While there are no specific regulations required for Web 3.0 as such, central banks are, however, working on Central Bank Digital Currency (CBDC) or writing regulations on crypto currencies and their use-cases. In fact, several countries have started pilots, including China, Sweden, Nigeria, India, etc.
Regarding regulations on crypto currencies, there are a few countries that are looking to attract digital asset owners into the formal forex system. For example, Switzerland introduced crypto banks and a couple of pilots are underway. This is being tested mainly to solve the issue of digital custody and legal ownership of crypto currency. In addition, an amendment in the regulation on electronic money and payments is being proposed to include crypto by use of Stablecoins or Bitcoins for payments in UK.

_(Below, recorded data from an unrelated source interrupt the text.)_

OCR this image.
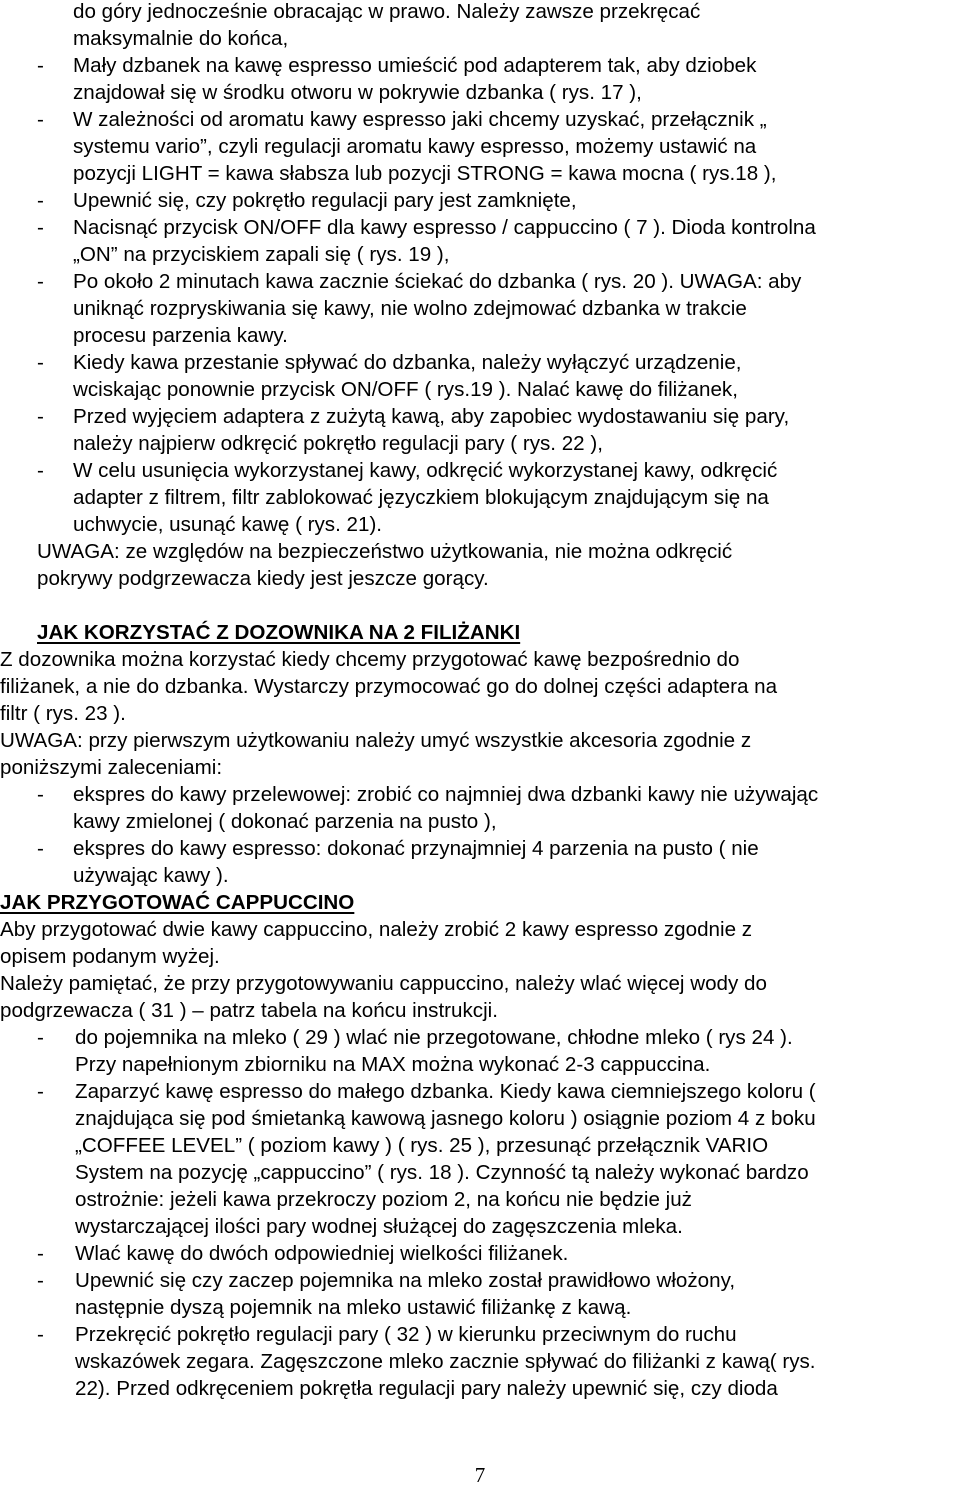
do góry jednocześnie obracając w prawo. Należy zawsze przekręcać
maksymalnie do końca,
- Mały dzbanek na kawę espresso umieścić pod adapterem tak, aby dziobek
znajdował się w środku otworu w pokrywie dzbanka ( rys. 17 ),
- W zależności od aromatu kawy espresso jaki chcemy uzyskać, przełącznik „
systemu vario”, czyli regulacji aromatu kawy espresso, możemy ustawić na
pozycji LIGHT = kawa słabsza lub pozycji STRONG = kawa mocna ( rys.18 ),
- Upewnić się, czy pokrętło regulacji pary jest zamknięte,
- Nacisnąć przycisk ON/OFF dla kawy espresso / cappuccino ( 7 ). Dioda kontrolna
„ON” na przyciskiem zapali się ( rys. 19 ),
- Po około 2 minutach kawa zacznie ściekać do dzbanka ( rys. 20 ). UWAGA: aby
uniknąć rozpryskiwania się kawy, nie wolno zdejmować dzbanka w trakcie
procesu parzenia kawy.
- Kiedy kawa przestanie spływać do dzbanka, należy wyłączyć urządzenie,
wciskając ponownie przycisk ON/OFF ( rys.19 ). Nalać kawę do filiżanek,
- Przed wyjęciem adaptera z zużytą kawą, aby zapobiec wydostawaniu się pary,
należy najpierw odkręcić pokrętło regulacji pary ( rys. 22 ),
- W celu usunięcia wykorzystanej kawy, odkręcić wykorzystanej kawy, odkręcić
adapter z filtrem, filtr zablokować języczkiem blokującym znajdującym się na
uchwycie, usunąć kawę ( rys. 21).
UWAGA: ze względów na bezpieczeństwo użytkowania, nie można odkręcić
pokrywy podgrzewacza kiedy jest jeszcze gorący.
JAK KORZYSTAĆ Z DOZOWNIKA NA 2 FILIŻANKI
Z dozownika można korzystać kiedy chcemy przygotować kawę bezpośrednio do
filiżanek, a nie do dzbanka. Wystarczy przymocować go do dolnej części adaptera na
filtr ( rys. 23 ).
UWAGA: przy pierwszym użytkowaniu należy umyć wszystkie akcesoria zgodnie z
poniższymi zaleceniami:
- ekspres do kawy przelewowej: zrobić co najmniej dwa dzbanki kawy nie używając
kawy zmielonej ( dokonać parzenia na pusto ),
- ekspres do kawy espresso: dokonać przynajmniej 4 parzenia na pusto ( nie
używając kawy ).
JAK PRZYGOTOWAĆ CAPPUCCINO
Aby przygotować dwie kawy cappuccino, należy zrobić 2 kawy espresso zgodnie z
opisem podanym wyżej.
Należy pamiętać, że przy przygotowywaniu cappuccino, należy wlać więcej wody do
podgrzewacza ( 31 ) – patrz tabela na końcu instrukcji.
- do pojemnika na mleko ( 29 ) wlać nie przegotowane, chłodne mleko ( rys 24 ).
Przy napełnionym zbiorniku na MAX można wykonać 2-3 cappuccina.
- Zaparzyć kawę espresso do małego dzbanka. Kiedy kawa ciemniejszego koloru (
znajdująca się pod śmietanką kawową jasnego koloru ) osiągnie poziom 4 z boku
„COFFEE LEVEL” ( poziom kawy ) ( rys. 25 ), przesunąć przełącznik VARIO
System na pozycję „cappuccino” ( rys. 18 ). Czynność tą należy wykonać bardzo
ostrożnie: jeżeli kawa przekroczy poziom 2, na końcu nie będzie już
wystarczającej ilości pary wodnej służącej do zagęszczenia mleka.
- Wlać kawę do dwóch odpowiedniej wielkości filiżanek.
- Upewnić się czy zaczep pojemnika na mleko został prawidłowo włożony,
następnie dyszą pojemnik na mleko ustawić filiżankę z kawą.
- Przekręcić pokrętło regulacji pary ( 32 ) w kierunku przeciwnym do ruchu
wskazówek zegara. Zagęszczone mleko zacznie spływać do filiżanki z kawą( rys.
22). Przed odkręceniem pokrętła regulacji pary należy upewnić się, czy dioda
7
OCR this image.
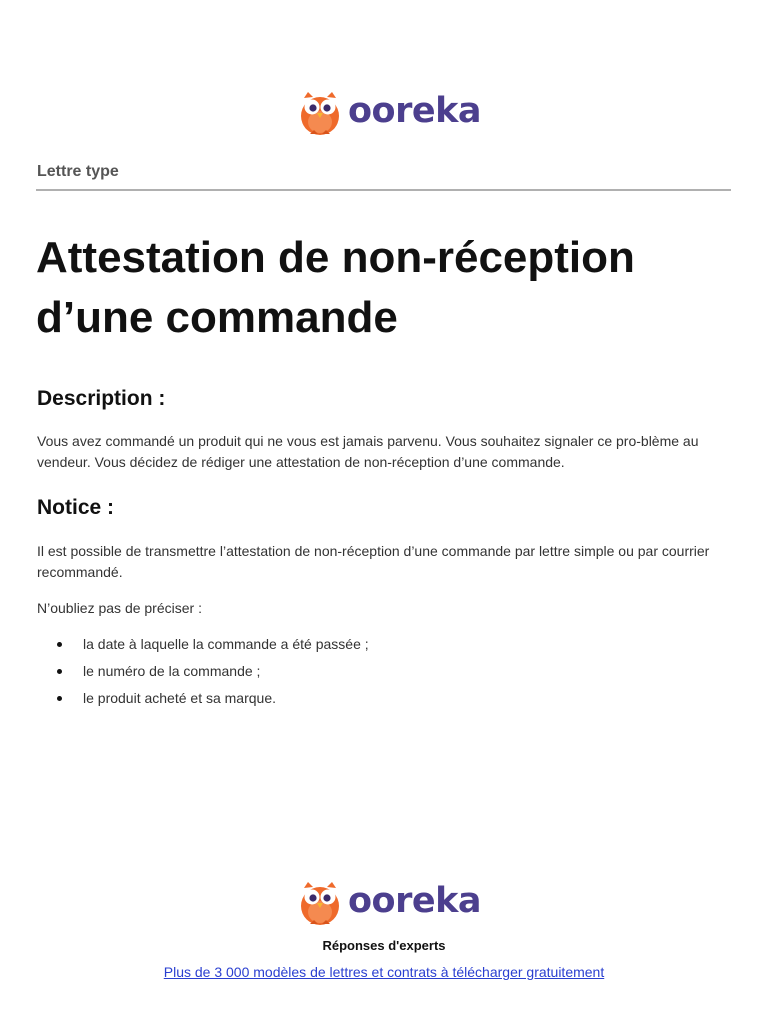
ooreka
Lettre type
Attestation de non-réception d’une commande
Description :

Vous avez commandé un produit qui ne vous est jamais parvenu. Vous souhaitez signaler ce pro-blème au vendeur. Vous décidez de rédiger une attestation de non-réception d’une commande.

Notice :

Il est possible de transmettre l’attestation de non-réception d’une commande par lettre simple ou par courrier recommandé.

N’oubliez pas de préciser :

la date à laquelle la commande a été passée ;
le numéro de la commande ;
le produit acheté et sa marque.
ooreka
Réponses d'experts
Plus de 3 000 modèles de lettres et contrats à télécharger gratuitement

Interestingly, Visa and Mastercard payment networks are also starting to experiment with issuing cards for specific crypto currencies in selected countries for premium clients, e.g., Visa had started bitcoinblack in Dubai and Mastercard is piloting a similar idea in Indonesia.
Digital currency is the future, particularly in our case, where 68pc of the population is below the age of 30 and we need to gear up for it. In fact, there is a need to work on regulations to make this reality deliver in our favor if we are to meet our exceeding foreign currency requirements.
However, the most critical element to limiting the external financing gap is ensuring that the recent growth in exports and remittances is sustained over the medium term. FY2022 was a landmark year for Pakistan, as both exports and remittances were recorded at around $31bn each. There are concerns that we will not be able to sustain these levels in the current year due to fears of global recession, growing power shortages and roll back of subsidies.
According to the World Bank, Pakistan’s export potential is over $88bn, but we are hampered by low productivity in agriculture and manufacturing. The report identifies power tariffs as a major impediment, saying that average tariffs on final goods in Pakistan are 50pc higher than the average for South Asia, and almost three times higher than the average for East Asia.
The other major area identified is the cost of doing business, with customs tariffs and duties escalating input costs for our export industry. All these measures are, at best, medium term in nature. The immediate requirement, however, is to identify opportunities which provide a much-needed breather in financing external account deficits.
While we wait on the IMF and friendly countries to bail us out one more time, we must develop a homegrown reform agenda. Our charter of the economy must focus on boosting our productivity and competitiveness, leading to sustained growth in the exports of goods and services. The charter of the economy must also commit to ensuring policy consistency, especially in priority sectors, such as IT and light engineering/export industries.
In the short term, we must address our large external financing needs by boosting inflows into RDA accounts, giving incentives to both overseas Pakistanis and onshore holders of foreign currency.